Я понимала, к чему ведут все эти попытки: он старался превратить наши краткие минуты общения на кушетке во что-то более серьезное. Но совместные ужины совсем не вписывались в мои планы. Небольшие, интимные ужины в полутемном ресторане? Это означало дальнейшее сближение, какие-то планы, чувства. У меня в жизни не было места для всего этого. Ни в мыслях, ни в сердце.

— Вторники не подходят. По вторникам у меня занятия на фортепиано. — Затем я подумала и добавила: — Я попробую прийти сюда после работы, но никаких ужинов. Раз это так важно для тебя, я думаю, я смогу поменяться временем с Лу, у которой урок ровно в два.
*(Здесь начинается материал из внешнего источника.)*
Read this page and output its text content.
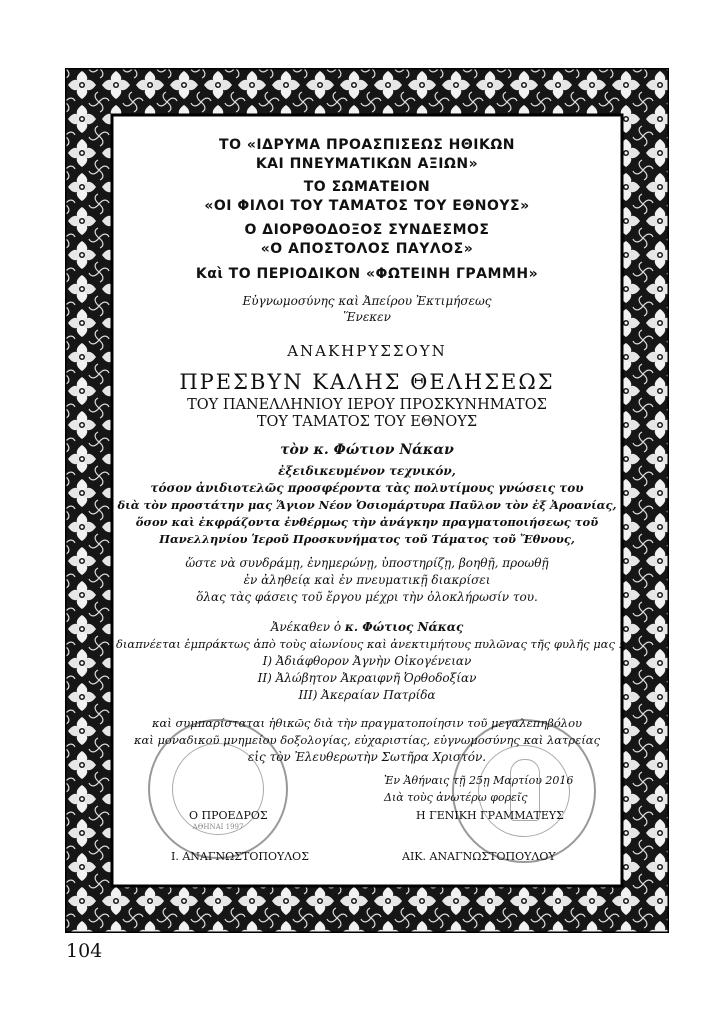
ΤΟ «ΙΔΡΥΜΑ ΠΡΟΑΣΠΙΣΕΩΣ ΗΘΙΚΩΝ
ΚΑΙ ΠΝΕΥΜΑΤΙΚΩΝ ΑΞΙΩΝ»
ΤΟ ΣΩΜΑΤΕΙΟΝ
«ΟΙ ΦΙΛΟΙ ΤΟΥ ΤΑΜΑΤΟΣ ΤΟΥ ΕΘΝΟΥΣ»
Ο ΔΙΟΡΘΟΔΟΞΟΣ ΣΥΝΔΕΣΜΟΣ
«Ο ΑΠΟΣΤΟΛΟΣ ΠΑΥΛΟΣ»
Καὶ ΤΟ ΠΕΡΙΟΔΙΚΟΝ «ΦΩΤΕΙΝΗ ΓΡΑΜΜΗ»
Εὐγνωμοσύνης καὶ Ἀπείρου Ἐκτιμήσεως
Ἕνεκεν
ΑΝΑΚΗΡΥΣΣΟΥΝ
ΠΡΕΣΒΥΝ ΚΑΛΗΣ ΘΕΛΗΣΕΩΣ
ΤΟΥ ΠΑΝΕΛΛΗΝΙΟΥ ΙΕΡΟΥ ΠΡΟΣΚΥΝΗΜΑΤΟΣ
ΤΟΥ ΤΑΜΑΤΟΣ ΤΟΥ ΕΘΝΟΥΣ
τὸν κ. Φώτιον Νάκαν
ἐξειδικευμένον τεχνικόν,
τόσον ἀνιδιοτελῶς προσφέροντα τὰς πολυτίμους γνώσεις του
διὰ τὸν προστάτην μας Ἅγιον Νέον Ὁσιομάρτυρα Παῦλον τὸν ἐξ Ἀροανίας,
ὅσον καὶ ἐκφράζοντα ἐνθέρμως τὴν ἀνάγκην πραγματοποιήσεως τοῦ
Πανελληνίου Ἱεροῦ Προσκυνήματος τοῦ Τάματος τοῦ Ἔθνους,
ὥστε νὰ συνδράμῃ, ἐνημερώνῃ, ὑποστηρίζῃ, βοηθῇ, προωθῇ
ἐν ἀληθείᾳ καὶ ἐν πνευματικῇ διακρίσει
ὅλας τὰς φάσεις τοῦ ἔργου μέχρι τὴν ὁλοκλήρωσίν του.
Ἀνέκαθεν ὁ κ. Φώτιος Νάκας
διαπνέεται ἐμπράκτως ἀπὸ τοὺς αἰωνίους καὶ ἀνεκτιμήτους πυλῶνας τῆς φυλῆς μας :
Ι) Ἀδιάφθορον Ἀγνὴν Οἰκογένειαν
ΙΙ) Ἀλώβητον Ἀκραιφνῆ Ὀρθοδοξίαν
ΙΙΙ) Ἀκεραίαν Πατρίδα
ΑΘΗΝΑΙ 1997
καὶ συμπαρίσταται ἠθικῶς διὰ τὴν πραγματοποίησιν τοῦ μεγαλεπηβόλου
καὶ μοναδικοῦ μνημείου δοξολογίας, εὐχαριστίας, εὐγνωμοσύνης καὶ λατρείας
εἰς τὸν Ἐλευθερωτὴν Σωτῆρα Χριστόν.
Ἐν Ἀθήναις τῇ 25ῃ Μαρτίου 2016
Διὰ τοὺς ἀνωτέρω φορεῖς
Ο ΠΡΟΕΔΡΟΣ	Η ΓΕΝΙΚΗ ΓΡΑΜΜΑΤΕΥΣ
Ι. ΑΝΑΓΝΩΣΤΟΠΟΥΛΟΣ	ΑΙΚ. ΑΝΑΓΝΩΣΤΟΠΟΥΛΟΥ
104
— Лу берет уроки фортепьяно?

— Да. Мне кажется, она хочет играть на пианино на том свете. Поэтому, когда мисс Гэффни приходит давать по вторникам уроки — Мэтти в три часа, Митчел — в четыре, мне — в пять, я прошу ее позаниматься с Лу в два часа.

— Это удивительно, — сказал он, откровенно тронутый.

Я подумала, что, может, сейчас он не будет думать обо мне плохо, как о непорядочной женщине.

— Я, в самом деле, не знаю, хорошо ли это. Сейчас, когда Лу берет уроки музыки, она говорит, что я принуждаю ее к этому. Что от этого у нее болят пальцы.

Он добродушно засмеялся, посмотрев на часы.

— Это замечательно. Итак, я жду тебя завтра. После пяти.

Он проводил меня к двери, немного торопливо. Мы захватили начало времени, предназначенное для другого пациента. Разница между приемом одного пациента и другого составляли десять минут, чтобы люди не могли встретиться друг с другом. Я вышла широкими шагами, отводя глаза от пациента, ожидающего в приемной, измеряющего ее шагами, нервничающего, чтобы не привести его в замешательство. Но я не смогла отказать себе в том, чтобы не взглянуть на Розмари триумфально: я отняла у ее доктора несколько лишних минут. В ответ она с раздражением тряхнула головой, демонстрируя длинные, ступенями подстриженные волосы. Я не сказала ей, хотя очень хотела: «Джейн Тайсон говорит, что стриженные ступенями волосы вышли из моды в этом сезоне. Все носят строгие геометрические линии».